Best New Restaurants
Barrio Café Chef-owner Silvana Salcido Esparza says her restaurant is "just a neighborhood café." Her cooking suggests otherwise. Esparza's exceptional skill with Mexican cuisine comes through in the tender duck breast topped with a tamarind-and-chipotle sauce; the slow-roasted pork glazed with achiote and sour orange; and, for dessert, the fritters soaked in cajeta—a caramel-cream sauce made with goat's milk (2814 N. 16th St.; 602-636-0240).
Deseo Chef Douglas Rodriguez has earned a following in New York and Miami, and now he brings his Nuevo Latino style to the Southwest. Rodriguez has teamed up with chef de cuisine Mark Dow to create a menu of fanciful seviches, including an Ecuadoran version made with shrimp, avocado and corn nuts, and a Thai-style seviche with tuna, calamari, coconut water and Thai basil. There are also Colombian corn cakes, smoked marlin salad and a lamb pairing of adobo-rubbed chops and potpie (Westin Kierland Resort & Spa, 6902 E. Greenway Pkwy.; 480-624-1000).
élevé At age 29, chef Michael Mishkin has already figured out how to create food that impresses without being needlessly flashy. Take his plump scallops, which he pairs with corn-and-mushroom cannelloni, or his lamb loin, crusted with hazelnuts and served with a romesco sauce. Less-exalted offerings, like the jicama slaw with grilled corn, are outstanding too. Mishkin also creates the pastries, and he's often in the dining room urging skittish diners to try his sweet-basil cheesecake with brandy-soaked strawberries (3118 E. Camelback Rd.; 602-952-0733).

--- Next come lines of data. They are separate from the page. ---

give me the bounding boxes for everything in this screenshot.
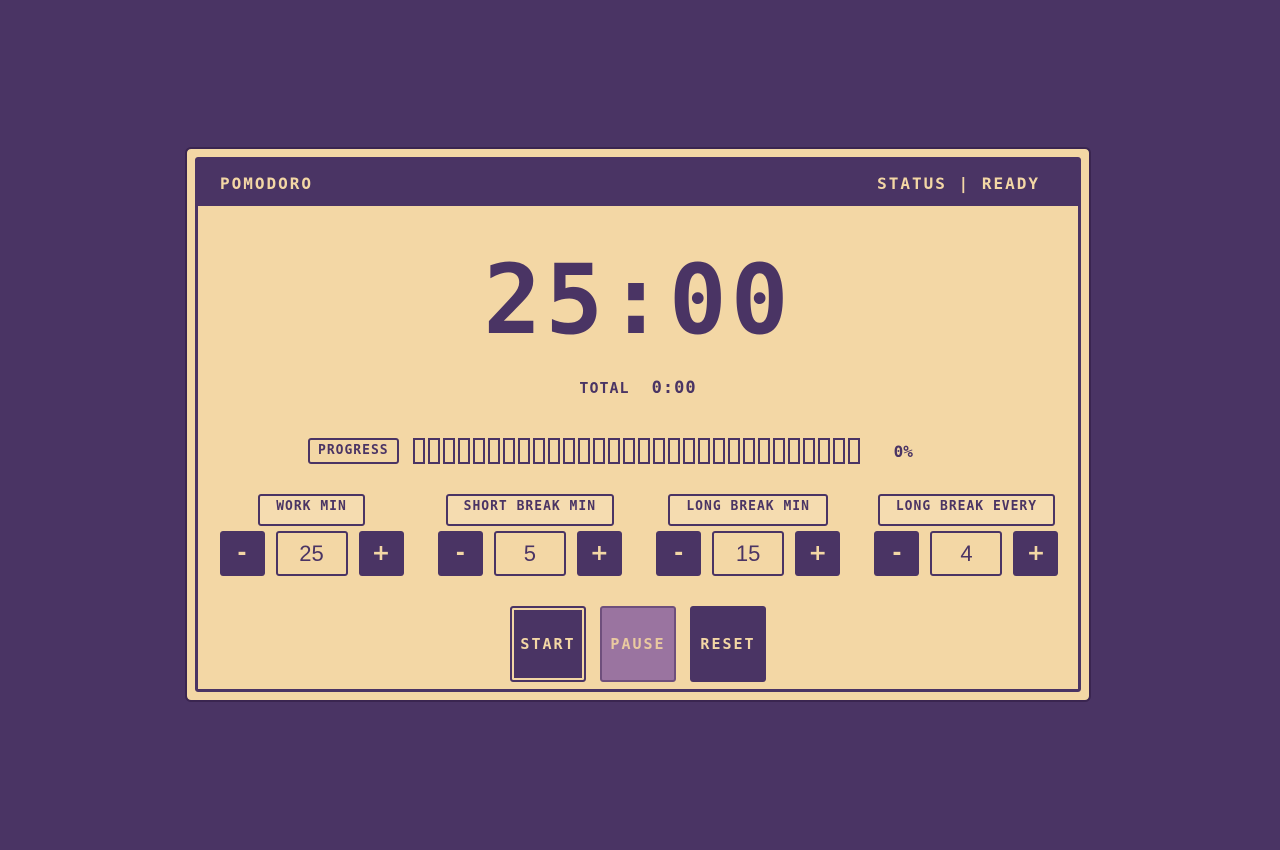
- device-screen: POMODORO STATUS | READY 25:00 TOTAL 0:00…: [195, 157, 1081, 692]
- status-value: READY: [981, 173, 1040, 193]
- pomodoro-device: POMODORO STATUS | READY 25:00 TOTAL 0:00…: [185, 147, 1091, 702]
- increment-button[interactable]: +: [358, 531, 404, 576]
- progress-segment: [787, 438, 800, 464]
- progress-label: PROGRESS: [308, 438, 399, 464]
- total-label: TOTAL: [579, 379, 630, 397]
- progress-segment: [817, 438, 830, 464]
- increment-button[interactable]: +: [576, 531, 622, 576]
- increment-button[interactable]: +: [795, 531, 841, 576]
- setting-controls: - 25 +: [219, 531, 404, 576]
- setting-short-break-min: SHORT BREAK MIN - 5 +: [437, 494, 622, 576]
- setting-controls: - 5 +: [437, 531, 622, 576]
- progress-segment: [832, 438, 845, 464]
- progress-segment: [457, 438, 470, 464]
- total-time: TOTAL 0:00: [198, 378, 1078, 398]
- progress-segment: [697, 438, 710, 464]
- start-button[interactable]: START: [510, 606, 586, 682]
- setting-long-break-min: LONG BREAK MIN - 15 +: [656, 494, 841, 576]
- progress-segment: [472, 438, 485, 464]
- setting-long-break-every: LONG BREAK EVERY - 4 +: [874, 494, 1059, 576]
- progress-segment: [727, 438, 740, 464]
- progress-segment: [622, 438, 635, 464]
- long-break-min-value[interactable]: 15: [712, 531, 785, 576]
- short-break-min-value[interactable]: 5: [493, 531, 566, 576]
- action-buttons: START PAUSE RESET: [198, 606, 1078, 682]
- progress-segment: [802, 438, 815, 464]
- progress-segment: [547, 438, 560, 464]
- reset-button[interactable]: RESET: [690, 606, 766, 682]
- progress-segment: [592, 438, 605, 464]
- progress-segment: [412, 438, 425, 464]
- increment-button[interactable]: +: [1013, 531, 1059, 576]
- long-break-every-value[interactable]: 4: [930, 531, 1003, 576]
- progress-segment: [487, 438, 500, 464]
- decrement-button[interactable]: -: [437, 531, 483, 576]
- status-separator: |: [958, 173, 971, 193]
- status-label: STATUS: [877, 173, 947, 193]
- settings-panel: WORK MIN - 25 + SHORT BREAK MIN - 5 + LO…: [219, 494, 1059, 576]
- progress-segment: [532, 438, 545, 464]
- setting-controls: - 4 +: [874, 531, 1059, 576]
- progress-segment: [712, 438, 725, 464]
- progress-segment: [757, 438, 770, 464]
- progress-segment: [502, 438, 515, 464]
- setting-label: LONG BREAK MIN: [668, 494, 828, 526]
- progress-segment: [742, 438, 755, 464]
- progress-segment: [772, 438, 785, 464]
- setting-work-min: WORK MIN - 25 +: [219, 494, 404, 576]
- setting-controls: - 15 +: [656, 531, 841, 576]
- progress-segment: [427, 438, 440, 464]
- progress-segment: [667, 438, 680, 464]
- title-bar: POMODORO STATUS | READY: [198, 160, 1078, 206]
- work-min-value[interactable]: 25: [275, 531, 348, 576]
- progress-row: PROGRESS 0%: [308, 438, 913, 464]
- timer-display: 25:00: [483, 244, 793, 356]
- decrement-button[interactable]: -: [219, 531, 265, 576]
- progress-segment: [577, 438, 590, 464]
- progress-segment: [607, 438, 620, 464]
- progress-segment: [652, 438, 665, 464]
- status-indicator: STATUS | READY: [877, 174, 1040, 193]
- progress-percent: 0%: [893, 441, 913, 461]
- progress-segment: [562, 438, 575, 464]
- decrement-button[interactable]: -: [656, 531, 702, 576]
- pause-button[interactable]: PAUSE: [600, 606, 676, 682]
- setting-label: WORK MIN: [258, 494, 365, 526]
- app-title: POMODORO: [220, 173, 314, 193]
- setting-label: SHORT BREAK MIN: [445, 494, 615, 526]
- decrement-button[interactable]: -: [874, 531, 920, 576]
- progress-bar: [412, 438, 860, 464]
- setting-label: LONG BREAK EVERY: [877, 494, 1056, 526]
- progress-segment: [442, 438, 455, 464]
- progress-segment: [517, 438, 530, 464]
- progress-segment: [847, 438, 860, 464]
- total-value: 0:00: [651, 378, 697, 398]
- progress-segment: [682, 438, 695, 464]
- progress-segment: [637, 438, 650, 464]
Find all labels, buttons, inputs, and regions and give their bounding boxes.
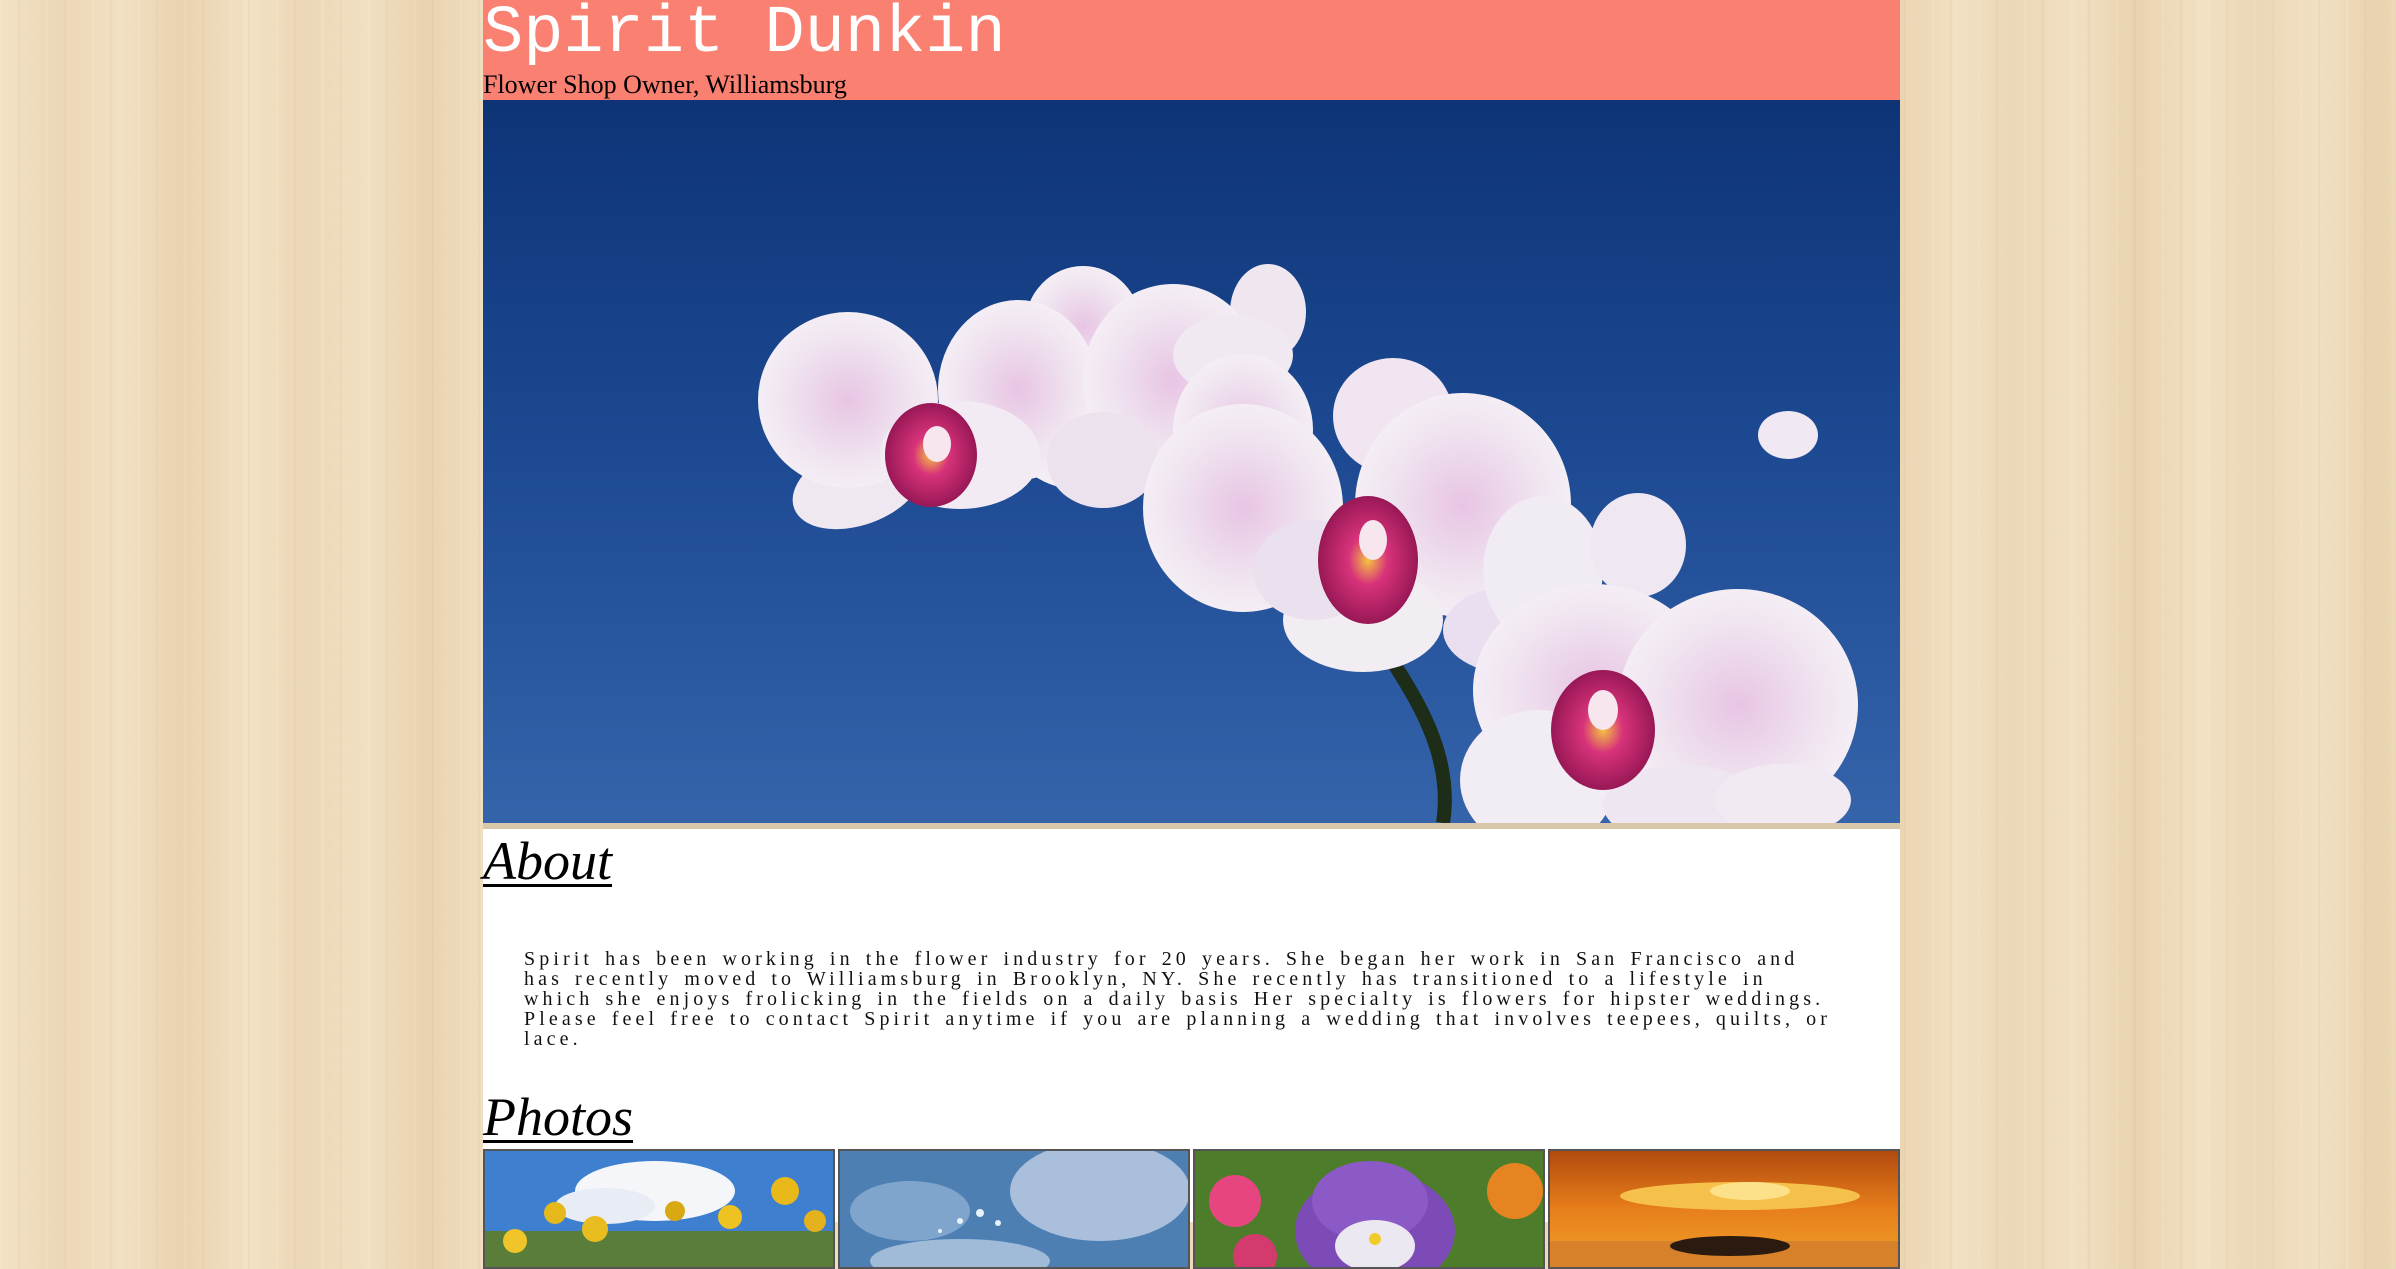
site-subtitle: Flower Shop Owner, Williamsburg bbox=[483, 70, 847, 99]
photo-thumbnail-water-splash[interactable] bbox=[838, 1149, 1190, 1269]
orchid-photo bbox=[483, 100, 1900, 823]
hero-divider bbox=[483, 823, 1900, 829]
about-heading: About bbox=[483, 831, 612, 891]
photo-thumbnail-purple-pansy[interactable] bbox=[1193, 1149, 1545, 1269]
about-text: Spirit has been working in the flower in… bbox=[524, 948, 1832, 1050]
photo-gallery bbox=[483, 1149, 1900, 1269]
yellow-flowers-photo bbox=[485, 1151, 833, 1267]
purple-pansy-photo bbox=[1195, 1151, 1543, 1267]
hero-image bbox=[483, 100, 1900, 823]
page-container: Spirit Dunkin Flower Shop Owner, William… bbox=[483, 0, 1900, 1269]
sunset-photo bbox=[1550, 1151, 1898, 1267]
photo-thumbnail-yellow-flowers[interactable] bbox=[483, 1149, 835, 1269]
photo-thumbnail-sunset[interactable] bbox=[1548, 1149, 1900, 1269]
site-title: Spirit Dunkin bbox=[483, 0, 1006, 72]
site-header: Spirit Dunkin Flower Shop Owner, William… bbox=[483, 0, 1900, 100]
water-splash-photo bbox=[840, 1151, 1188, 1267]
photos-heading: Photos bbox=[483, 1087, 634, 1147]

Franco's Italian Caffé Lean economic times forced Franco Fazzuoli to adopt a more toned-down concept here than at his swank Franco's Trattoria, but the quality hasn't suffered. One specialty is the caramelle, pasta tubes stuffed with veal, chicken and prosciutto. Who's responsible for the scandalously good mascarpone cheesecake? None other than former Arizona governor Fife Symington, who resigned in 1997 after being indicted for loan fraud. A presidential pardon smoothed the way to a career as a pastry chef (2501 E. Camelback Rd.; 602-381-1155).
Top New Bistros
Atlas Bistro The biggest challenge at this BYOB restaurant is figuring out which bottle of wine to bring. Chef Carlos Manriquez combines Southwestern flavors in complex, sophisticated ways, as in his cioppino in a ginger-and-chile-spiked broth, or pasta with a spicy rabbit and veal Bolognese topped with Manchego cheese. The staff at AZ Wine Co. next door is glad to help with the decision. Buy your wine there, and the corkage fee is waived (2515 N. Scottsdale Rd.; 480-990-2433).
Zinc Bistro Chef Matthew Carter brings an unexpected flair to predictable-sounding bistro classics. His impeccable cassoulet is the perfect winter dish; tender grilled entrecote (rib steak) and a lovely artichoke-and-celery-root salad are some of the other happy surprises (15034 N. Scottsdale Rd.; 480-603-0922).
Restaurant With a Mission
Kai An inventive menu of Southwestern dishes like blue corncrusted chicken with chipotle-molasses sweet potatoes, and plantain-crusted pork tenderloin in mole with cactus salsa, is reason enough to love Kai. The restaurant's mission is a bonus. Set in the Gila River Indian Community about 15 minutes south of downtown Phoenix, Kai uses first-rate ingredients supplied by tribal farming communities. Local celebrity chef Janos Wilder consulted on the menu; talented chef de cuisine Sandy Garcia is a member of the San Juan Pueblo tribe (5594 W. Wild Horse Pass Blvd.; 602-225-0100).